First we should create a ggplot
object with the data and aesthetics as paramtehers.
## Load libraries
library(foreign)
library(ggplot2)
## Set working directory
setwd("C://Users/Edgar/Dropbox/PhD/4_year/winter/machineLearning/H1/")
## Load data
ca2006 <- read.csv('ca2006.csv')
### Create a ggplot object object
## In this case data corresponds to the dataset, and the asthetics defines x and y coordinates
dem_pres_plot <- ggplot(data=ca2006, aes(x=dem_pres_2000, y=dem_pres_2004))
The data is already mapped but we still need to specify some geometry to display it. The corresponding geometry for a scatterplot is geom_point()
. Other geometries include geom_histogram()
, geom_line()
and so on. You can already see that these are easy to remember,
dem_pres_plot <- dem_pres_plot + geom_point() # geometry for scatterplot
dem_pres_plot
We can also use additional information from the dataset. For example, let’s add dem_inc
to differentiate those districts with democratic incumbents. We can do this with a new aesthetics, in this case color
which differentiates points by color.
dem_pres_plot <- ggplot(data=ca2006, aes(x=dem_pres_2000, y=dem_pres_2004))
dem_pres_plot<- dem_pres_plot + geom_point(aes(color=(dem_inc))) ## Specify the color aes here
dem_pres_plot
Here we get a spectrum of color for values 0 to 1, but in reality we only need two colors since this is a binary variable. We can transform the variable to a factor directly in ggplot without modifying the data.
dem_pres_plot <- ggplot(data=ca2006, aes(x=dem_pres_2000, y=dem_pres_2004))

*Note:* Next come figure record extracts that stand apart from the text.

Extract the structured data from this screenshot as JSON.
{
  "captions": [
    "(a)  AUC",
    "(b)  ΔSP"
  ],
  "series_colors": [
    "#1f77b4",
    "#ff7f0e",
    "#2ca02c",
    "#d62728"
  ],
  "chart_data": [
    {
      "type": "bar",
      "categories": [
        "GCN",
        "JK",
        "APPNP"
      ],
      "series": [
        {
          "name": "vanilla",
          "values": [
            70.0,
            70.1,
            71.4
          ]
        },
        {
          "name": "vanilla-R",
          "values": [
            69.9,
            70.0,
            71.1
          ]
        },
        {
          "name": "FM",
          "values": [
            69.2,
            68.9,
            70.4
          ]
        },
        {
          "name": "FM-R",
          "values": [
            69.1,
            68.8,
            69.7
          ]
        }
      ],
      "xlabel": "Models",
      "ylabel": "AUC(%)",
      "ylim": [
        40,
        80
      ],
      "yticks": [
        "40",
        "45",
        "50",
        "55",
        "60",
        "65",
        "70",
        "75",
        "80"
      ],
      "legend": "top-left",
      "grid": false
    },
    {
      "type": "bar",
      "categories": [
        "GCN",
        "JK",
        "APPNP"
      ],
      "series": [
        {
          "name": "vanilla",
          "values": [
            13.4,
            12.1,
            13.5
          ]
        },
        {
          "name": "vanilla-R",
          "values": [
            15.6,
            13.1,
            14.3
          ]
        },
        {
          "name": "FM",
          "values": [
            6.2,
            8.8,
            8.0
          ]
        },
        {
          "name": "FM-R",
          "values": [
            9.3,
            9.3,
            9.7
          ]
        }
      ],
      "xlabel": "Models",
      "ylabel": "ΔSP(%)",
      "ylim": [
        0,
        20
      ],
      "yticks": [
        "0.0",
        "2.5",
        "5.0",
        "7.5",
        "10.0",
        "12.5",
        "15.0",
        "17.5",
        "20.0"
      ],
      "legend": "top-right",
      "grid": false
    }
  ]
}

dem_pres_plot <- dem_pres_plot + geom_point(aes(color=factor(dem_inc))) # Transform the variable to a factor
dem_pres_plot
Let’s add additional layes. In this case a vertical linea at dem_pres_2000=0.5
.
dem_pres_plot <- ggplot(data=ca2006, aes(x=dem_pres_2000, y=dem_pres_2004))
dem_pres_plot <- dem_pres_plot+ geom_point(aes(color=factor(dem_inc) ))
dem_pres_plot <- dem_pres_plot + geom_vline(xintercept=0.5, color="red") # Adding a line with a specific color.
dem_pres_plot
Looking good! But still the name factor(dem_inc)
in the legend looks weird. We can change the labels with labs()
, also notice that we can change the labels for the new factor variable.
dem_pres_plot <- ggplot(data=ca2006, aes(x=dem_pres_2000, y=dem_pres_2004))
dem_pres_plot <- dem_pres_plot + geom_point(aes(color=factor(dem_inc,labels=c("No", "Yes") ))) # Chaning the labels
dem_pres_plot <- dem_pres_plot + geom_vline(xintercept=0.5, color="red")
dem_pres_plot <- dem_pres_plot + labs(color ="Dem. inc." ) # Chaning the legend title
dem_pres_plot
Let’s add axis labels an title with xlab()
, ylab()
and ggtitle()
dem_pres_plot <- dem_pres_plot + xlab("Dem. Vote 2000") + ylab("Dem. Vote 2004") +
ggtitle("Vote for democratic candidate (2000 vs 2004)")
dem_pres_plot
There are a lot of different themes available for ggplot. After our plot is complete we can simply specify the theme.
dem_pres_plot <- dem_pres_plot + theme_bw()
dem_pres_plot
Cool. Finally, we only need to save it. We can save it in “.eps”, “ps”, “tex” (pictex), “pdf”, “jpeg”, “tiff”, “png”, “bmp”, “svg” or “wmf” formats. We can also change the scale, width, height, size and many other parameters.
# Saving the plot as .pdf and width=6. All other parameters are default.
ggsave('dem_pres_plot.pdf', width=6,dem_pres_plot )
## Saving 6 x 5 in image
Think about the implications of this plot. Why there is a gap around the vertical line? Do district vote consistently across time?